Durante muchos días el abuelo no dejó de cavar, quería conseguir una galería-habitación, de paredes de tierra, escondida en la trasera de la casa. Mis primos y yo nos encargábamos de hacer desaparecer la arena por todos los rincones de la finca, animados por el caramelo más grande, aunque la abuela premiase cada día a uno porque siempre veía razones más allá de la arena recogida. Cuando la cueva estuvo excavada, la abuela dijo que había que celebrarlo y sacó almendras, de las que guardaba en secreto, y las bañó con azúcar en la sartén. Y celebramos que «LA MINA» estaba terminada. ¿Para qué? Los primos mayores guardaban silencio, debían saberlo, y los más pequeños lo tomamos como un juego para conseguir esos deliciosos pegotes de azúcar. Supimos su utilidad el primer día que la abuela, nerviosa, nos mandó entrar cuando se oyó el rugido de las pavas sobrevolando Madrid, muy cerca del barrio. Según avanzó la guerra nos escondíamos más en «la mina». Estábamos muy apretados pero la abuela no dejaba de contarnos cuentos. El abuelo no quería entrar, se negaba a morir como un conejo dentro de la madriguera.

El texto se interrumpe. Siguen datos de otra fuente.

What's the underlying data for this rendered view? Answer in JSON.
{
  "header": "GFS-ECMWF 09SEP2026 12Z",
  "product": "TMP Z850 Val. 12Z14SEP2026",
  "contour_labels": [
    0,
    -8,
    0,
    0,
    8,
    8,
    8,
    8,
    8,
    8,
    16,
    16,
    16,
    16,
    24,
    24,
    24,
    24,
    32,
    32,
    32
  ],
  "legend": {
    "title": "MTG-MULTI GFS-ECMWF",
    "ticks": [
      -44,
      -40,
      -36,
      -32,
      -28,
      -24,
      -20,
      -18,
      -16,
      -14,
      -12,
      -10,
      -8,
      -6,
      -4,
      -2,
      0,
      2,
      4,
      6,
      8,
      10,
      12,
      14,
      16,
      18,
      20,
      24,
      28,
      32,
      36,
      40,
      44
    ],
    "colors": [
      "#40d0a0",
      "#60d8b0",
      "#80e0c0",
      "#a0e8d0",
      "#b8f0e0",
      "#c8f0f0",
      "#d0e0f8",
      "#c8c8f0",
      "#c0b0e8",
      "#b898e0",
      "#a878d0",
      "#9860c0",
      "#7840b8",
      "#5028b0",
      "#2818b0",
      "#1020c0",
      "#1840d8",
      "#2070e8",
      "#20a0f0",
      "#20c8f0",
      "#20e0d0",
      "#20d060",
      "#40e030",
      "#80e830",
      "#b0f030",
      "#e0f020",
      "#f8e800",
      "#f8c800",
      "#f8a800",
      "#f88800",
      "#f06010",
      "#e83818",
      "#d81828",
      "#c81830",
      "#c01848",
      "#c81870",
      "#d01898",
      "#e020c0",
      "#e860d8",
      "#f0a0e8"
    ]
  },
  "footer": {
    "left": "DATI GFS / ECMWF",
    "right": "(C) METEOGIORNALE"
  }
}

Un día la abuela estaba muy seria, después de que una de las tías se presentara llorando. No supe porqué, ni se me pasó por la cabeza preguntarlo, pero a partir de entonces se alió con el abuelo y decidió que ni ellos ni ninguno seriamos conejos. Todos estuvimos de acuerdo y desde ese día la abuela tenía que levantar mucho la voz para seguir contando cuentos mientras las pavas se cagaban por los alrededores. Los bombardeos fueron intensificándose pero siempre pasaron de largo sobre el patio de la casa. Cuando acabó todo, mi tía, la llorona, en lugar de alegrarse se puso peor y, un día delante de todos le dio un ataque de nervios. Entre gritos y llanto, quitó las esteras y luego los tablones que tapaban la mina. Todos creímos que estaba loca cuando la vimos bajar, pero nos quedamos con la boca abierta cuando al momento apareció con su marido, el tío Juan, que parecía un chivo con muchas barbas. El tío Juan se puso de rodillas y miro al sol, cerró los ojos y se echó a llorar. No conseguían moverlo de ahí, bajo la solanera. Entonces, mi tía Manuela corrió a la casa y volvió con un espejo. Cuando el tío Juan se miro sin reconocerse, lloró aún más desconsolado, luego se desplomó y se rompió el espejo. Entre todos lo metieron en la casa, llorando, parecía un entierro. Yo, no sé porqué, recogí el espejo y lo guardé y con los líos que vinieron después se olvidaron de él hasta que un día…
Ahí acababa la historia. Pasé la hoja y… comenzaba la siguiente : EL ESPEJO
Ya continuaría con el desguace, ahora tocaba leer.